Não são os teus olhos azuis, o cabelo loiro aos cachos, pele de porcelana e um corpo quase esbelto que te fazem uma pessoa fantástica e admirável. És sem dúvida, uma pessoa extra confiante... Entras numa sala e fazes as pessoas rir com palavras sem sentido, piadas que não têm piada. Fá-lo de forma sublime. O que me irrita profundamente, por saber que não é nada inteligente. 
És conquistadora de tudo o que um mortal pretende alcançar em vida. Encontras as sortes pelo caminho. Tal como tens a oportunidade de desperdiçar o amor pela luxúria. Por amor de popularidade, por amor de um futuro recheado de mais oportunidades. Deixou de ser amor para oportunismo. 

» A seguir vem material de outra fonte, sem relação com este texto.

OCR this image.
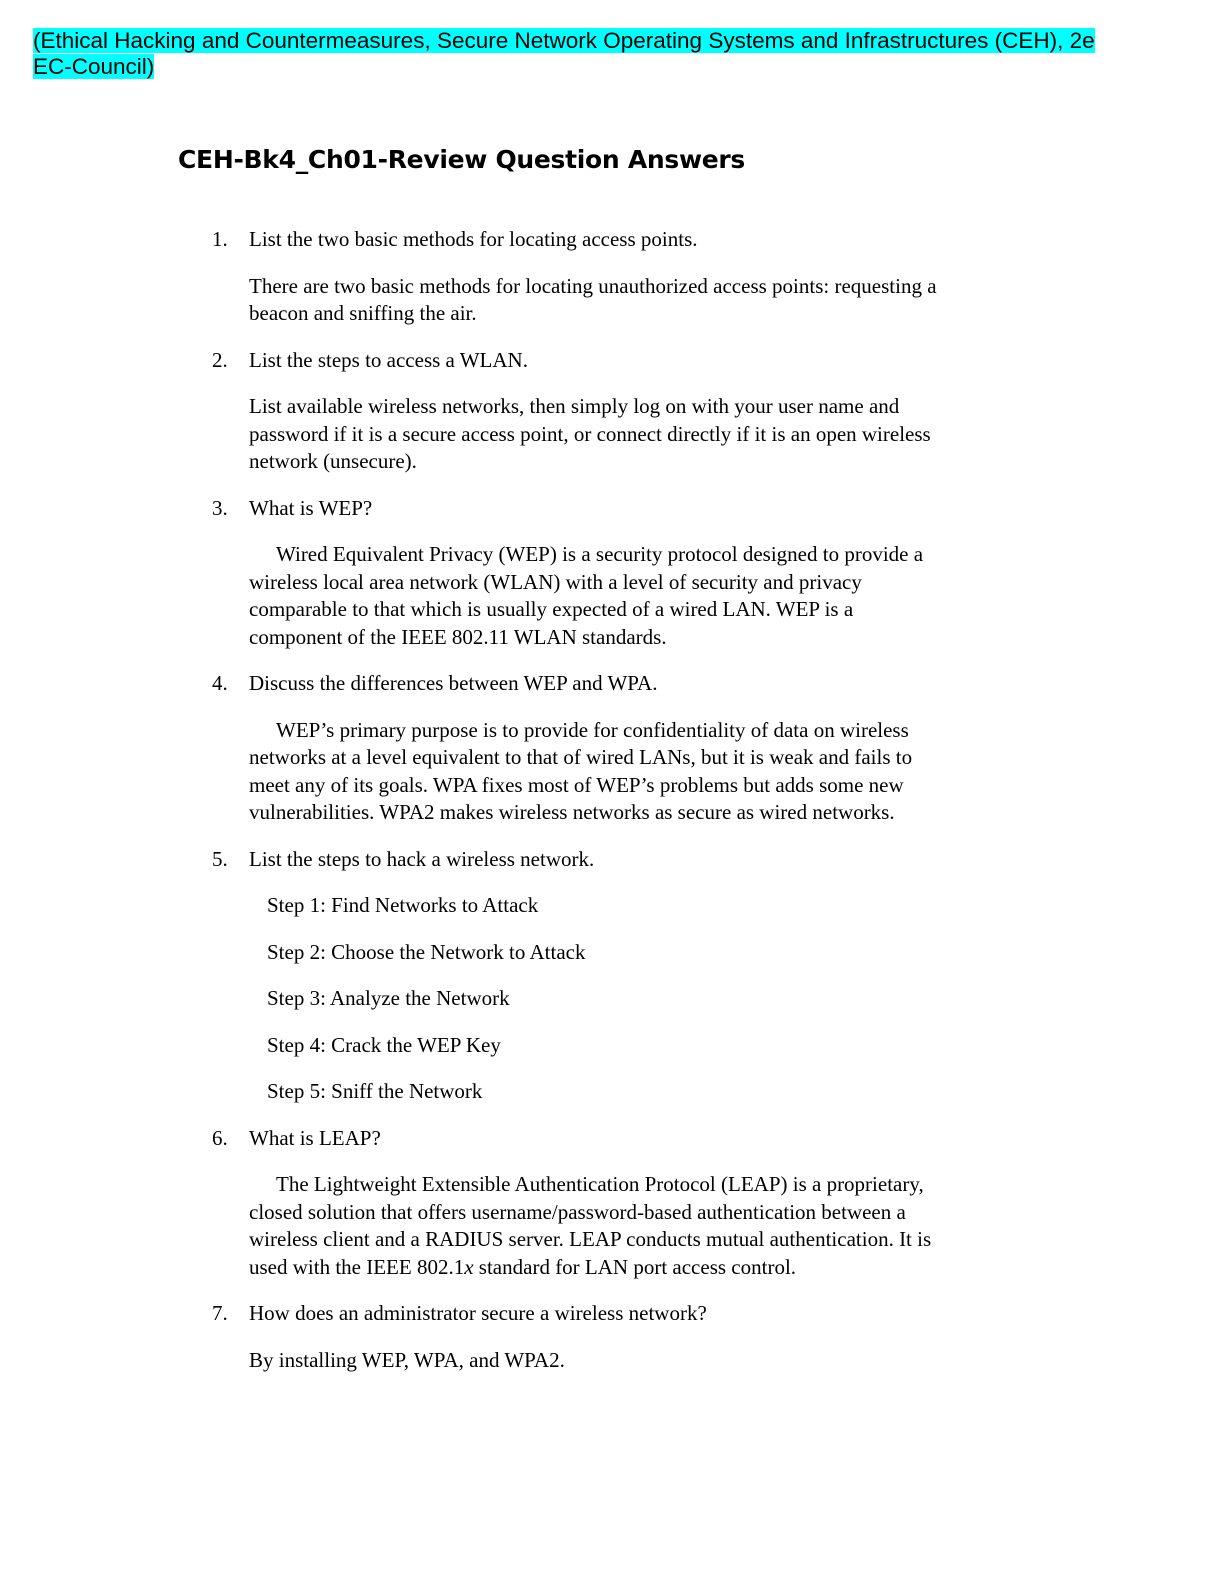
(Ethical Hacking and Countermeasures, Secure Network Operating Systems and Infrastructures (CEH), 2e
EC-Council)
CEH-Bk4_Ch01-Review Question Answers
1. List the two basic methods for locating access points.
There are two basic methods for locating unauthorized access points: requesting a
beacon and sniffing the air.
2. List the steps to access a WLAN.
List available wireless networks, then simply log on with your user name and
password if it is a secure access point, or connect directly if it is an open wireless
network (unsecure).
3. What is WEP?
Wired Equivalent Privacy (WEP) is a security protocol designed to provide a
wireless local area network (WLAN) with a level of security and privacy
comparable to that which is usually expected of a wired LAN. WEP is a
component of the IEEE 802.11 WLAN standards.
4. Discuss the differences between WEP and WPA.
WEP’s primary purpose is to provide for confidentiality of data on wireless
networks at a level equivalent to that of wired LANs, but it is weak and fails to
meet any of its goals. WPA fixes most of WEP’s problems but adds some new
vulnerabilities. WPA2 makes wireless networks as secure as wired networks.
5. List the steps to hack a wireless network.
Step 1: Find Networks to Attack
Step 2: Choose the Network to Attack
Step 3: Analyze the Network
Step 4: Crack the WEP Key
Step 5: Sniff the Network
6. What is LEAP?
The Lightweight Extensible Authentication Protocol (LEAP) is a proprietary,
closed solution that offers username/password-based authentication between a
wireless client and a RADIUS server. LEAP conducts mutual authentication. It is
used with the IEEE 802.1x standard for LAN port access control.
7. How does an administrator secure a wireless network?
By installing WEP, WPA, and WPA2.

Não te importas realmente, porque a demonstração pública é sempre bem estruturada na tua cabeça como o modelo ideal. Já não sei distinguir a tua verdadeira realidade. É juntamente com as personagens que interpretas em palco que tudo se tornou mais aliciante para quem acredita no teu fingimento. Viras de sad face para happy face nos intervalos do espectáculo. Torna-se genuíno da tua parte. Percebe-se que és detentora de talento. Mas que é facilmente ultrapassado se os demónios da insegurança de quem te rodeia fossem esquecidos e o verdadeiro Eu fosse confrontado com o teu. Estarás com medo quando esses são ultrapassados e existe um esquecimento da tua pessoa? Dás uma gargalhada alto e sussurras o que te vai fazer parecer melhor. Falas mal, deixas mal... E espetas as tuas armas a quem mais luta e sabe. 

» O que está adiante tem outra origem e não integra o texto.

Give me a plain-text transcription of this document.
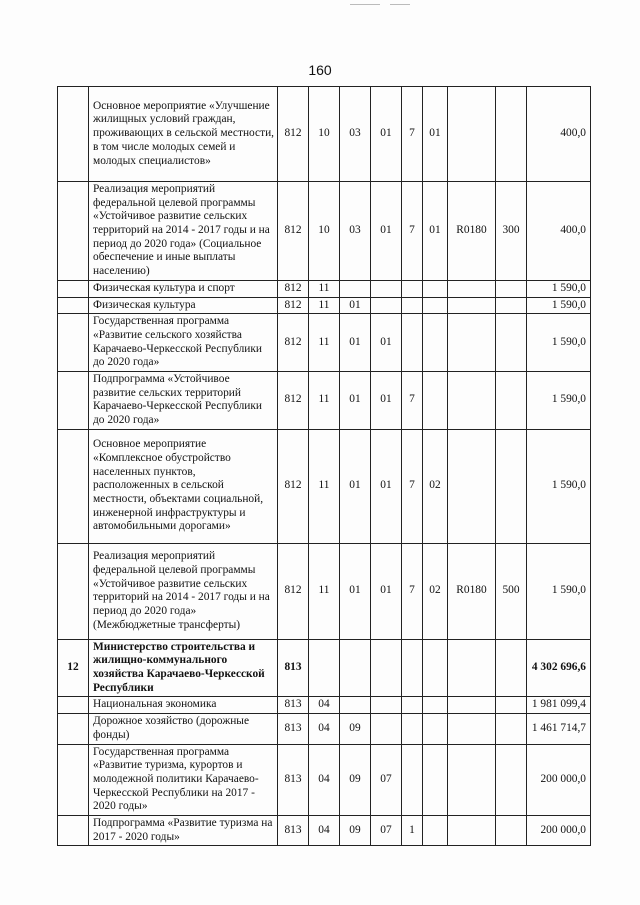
160
	Основное мероприятие «Улучшение жилищных условий граждан, проживающих в сельской местности, в том числе молодых семей и молодых специалистов»	812	10	03	01	7	01			400,0
	Реализация мероприятий федеральной целевой программы «Устойчивое развитие сельских территорий на 2014 - 2017 годы и на период до 2020 года» (Социальное обеспечение и иные выплаты населению)	812	10	03	01	7	01	R0180	300	400,0
	Физическая культура и спорт	812	11							1 590,0
	Физическая культура	812	11	01						1 590,0
	Государственная программа «Развитие сельского хозяйства Карачаево-Черкесской Республики до 2020 года»	812	11	01	01					1 590,0
	Подпрограмма «Устойчивое развитие сельских территорий Карачаево-Черкесской Республики до 2020 года»	812	11	01	01	7				1 590,0
	Основное мероприятие «Комплексное обустройство населенных пунктов, расположенных в сельской местности, объектами социальной, инженерной инфраструктуры и автомобильными дорогами»	812	11	01	01	7	02			1 590,0
	Реализация мероприятий федеральной целевой программы «Устойчивое развитие сельских территорий на 2014 - 2017 годы и на период до 2020 года» (Межбюджетные трансферты)	812	11	01	01	7	02	R0180	500	1 590,0
12	Министерство строительства и жилищно-коммунального хозяйства Карачаево-Черкесской Республики	813								4 302 696,6
	Национальная экономика	813	04							1 981 099,4
	Дорожное хозяйство (дорожные фонды)	813	04	09						1 461 714,7
	Государственная программа «Развитие туризма, курортов и молодежной политики Карачаево-Черкесской Республики на 2017 - 2020 годы»	813	04	09	07					200 000,0
	Подпрограмма «Развитие туризма на 2017 - 2020 годы»	813	04	09	07	1				200 000,0
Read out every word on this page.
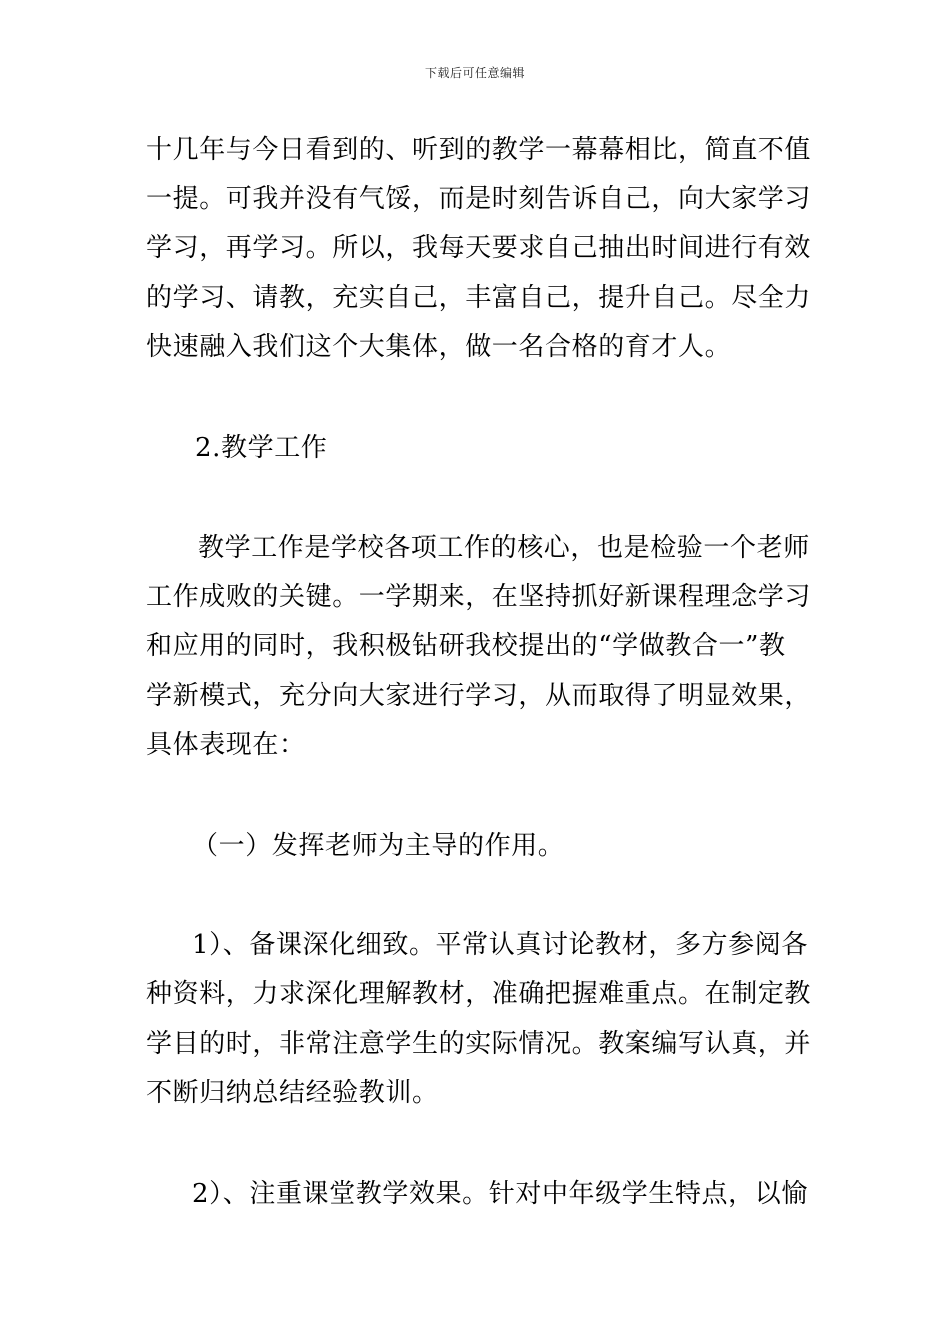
下载后可任意编辑
十几年与今日看到的、听到的教学一幕幕相比，简直不值
一提。可我并没有气馁，而是时刻告诉自己，向大家学习
学习，再学习。所以，我每天要求自己抽出时间进行有效
的学习、请教，充实自己，丰富自己，提升自己。尽全力
快速融入我们这个大集体，做一名合格的育才人。
2.教学工作
教学工作是学校各项工作的核心，也是检验一个老师
工作成败的关键。一学期来，在坚持抓好新课程理念学习
和应用的同时，我积极钻研我校提出的“学做教合一”教
学新模式，充分向大家进行学习，从而取得了明显效果，
具体表现在：
（一）发挥老师为主导的作用。
1）、备课深化细致。平常认真讨论教材，多方参阅各
种资料，力求深化理解教材，准确把握难重点。在制定教
学目的时，非常注意学生的实际情况。教案编写认真，并
不断归纳总结经验教训。
2）、注重课堂教学效果。针对中年级学生特点，以愉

Se as flores te fazem companhia pelas oportunidades que te viste a triunfar, não te esqueças que essas não duram para sempre. E agora, é esperar darling, é esperar... 

Monday, June 16, 2014


Quando achava estar preparada para cantar á frente das pessoas e mostrar o esforço e todo o trabalho árduo vi-me confrontada com as piores das hipóteses. Não sei quando vou deixar o nervos de fora, quando vou começar a ter confiança como os outros. Os outros... São sempre melhores na minha cabeça. E realmente são. Não posso ser mais do que realista, mas custa não conseguir mostrar a minha capacidade. Não conseguir mostrar a minha musicalidade, como eu gosto de me exprimir na música e fazer-vos sentir o que na minha mente a música transforma. Então, levei um sermão pior que o dos peixes e voltei ao patamar inicial. Na minha cabeça tudo o que era dito eu sabia e queria mostra-lo. Mas não saía, não nada... Agora com um exame nacional na Quarta-Feira e Quinta-Feira (nesta semana, claro) tenho que conciliar com todas as tardes de aulas abertas e preparação para as provas. Vou levar banhos de água fria, desilusões, e sentimentos de revolta e fracasso. Mas a vida de músico é mesmo assim. E vida de personalidades de baixa auto-estima ainda piores. Ridículo. É completamente, ridículo!